Location
- Butterworth Lane Chadderton, Greater Manchester, OL9 8EA England 53°31′25″N 2°09′34″W﻿ / ﻿53.5236°N 2.1595°W

Information
- Type: Secondary School
- Motto: A faith sensitive small school
- Religious affiliation: All
- Established: 2013
- Closed: 2017
- Local authority: Oldham
- Department for Education URN: 139970 Tables
- Ofsted: Reports
- Gender: Coeducational
- Age: 11 to 16
- Enrolment: 203
- Website: collectivespirit.org.uk

= Collective Spirit =

Collective Spirit Free School was a secondary school in South Chadderton, Oldham. It opened in 2013 on the old site of South Chadderton School. The school had 4 year groups (Year 7, 8, 9 and 10). The school had around 210 students.

== History ==
Collective Spirit Free School was opened in September 2013 on the old site of South Chadderton School which joined with Kaskenmoor School to create Oasis Academy Oldham in 2012. The opening of the school was controversial due to it being the first Free school in the Borough of Oldham to be opened. The school was given the green light in 2012 and opened in September 2013 with 50 Year 7 students. The CEO of the academy trust that operated the school was Raja Miah, who also served as school governor.

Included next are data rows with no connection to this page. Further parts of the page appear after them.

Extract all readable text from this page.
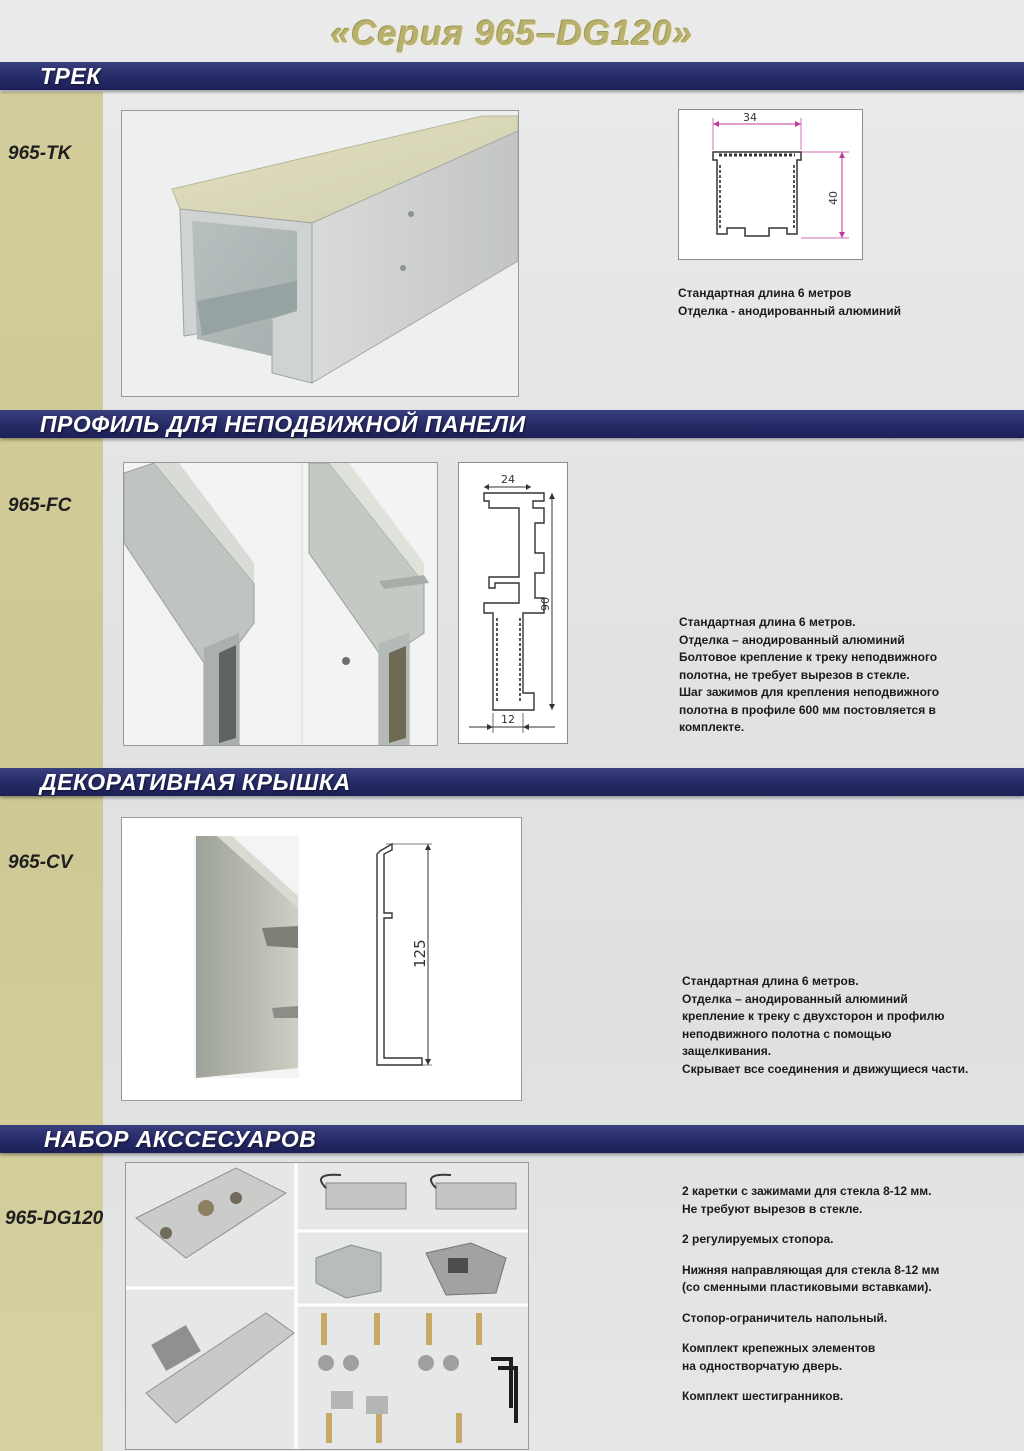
«Серия 965–DG120»
ТРЕК
965-TK
34
40

Стандартная длина 6 метров

Отделка - анодированный алюминий

ПРОФИЛЬ ДЛЯ НЕПОДВИЖНОЙ ПАНЕЛИ
965-FC
24
90
12

Стандартная длина 6 метров.

Отделка – анодированный алюминий

Болтовое крепление к треку неподвижного

полотна, не требует вырезов в стекле.

Шаг зажимов для крепления неподвижного

полотна в профиле 600 мм постовляется в

комплекте.

ДЕКОРАТИВНАЯ КРЫШКА
965-CV
125

Стандартная длина 6 метров.

Отделка – анодированный алюминий

крепление к треку с двухсторон и профилю

неподвижного полотна с помощью

защелкивания.

Скрывает все соединения и движущиеся части.

НАБОР АКССЕСУАРОВ
965-DG120

2 каретки с зажимами для стекла 8-12 мм.

Не требуют вырезов в стекле.

2 регулируемых стопора.

Нижняя направляющая для стекла 8-12 мм

(со сменными пластиковыми вставками).

Стопор-ограничитель напольный.

Комплект крепежных элементов

на одностворчатую дверь.

Комплект шестигранников.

In May 2016, Collective Spirit Free School had its first Ofsted inspection. The school was rated inadequate in all areas and there were even calls by local MP Jim McMahon to close down the school and send students to other mainstream secondary schools in the area. As a result of this, the school closed in July 2017.

== Ofsted ==
Collective Spirit Free School came under heavy controversy because it was the first free school to be opened in the borough of Oldham. In June 2016, the Ofsted report for the school was released, and it was rated inadequate which is the lowest grade a school can receive. Local MP Jim McMahon pleaded for the school to be closed saying that students weren't being given an acceptable standard of education and that students felt unsafe due to bullying and fighting, also adding that the school didn't even have a library. He went on to say it was one of the 'most damming' Ofsted reports he's ever seen.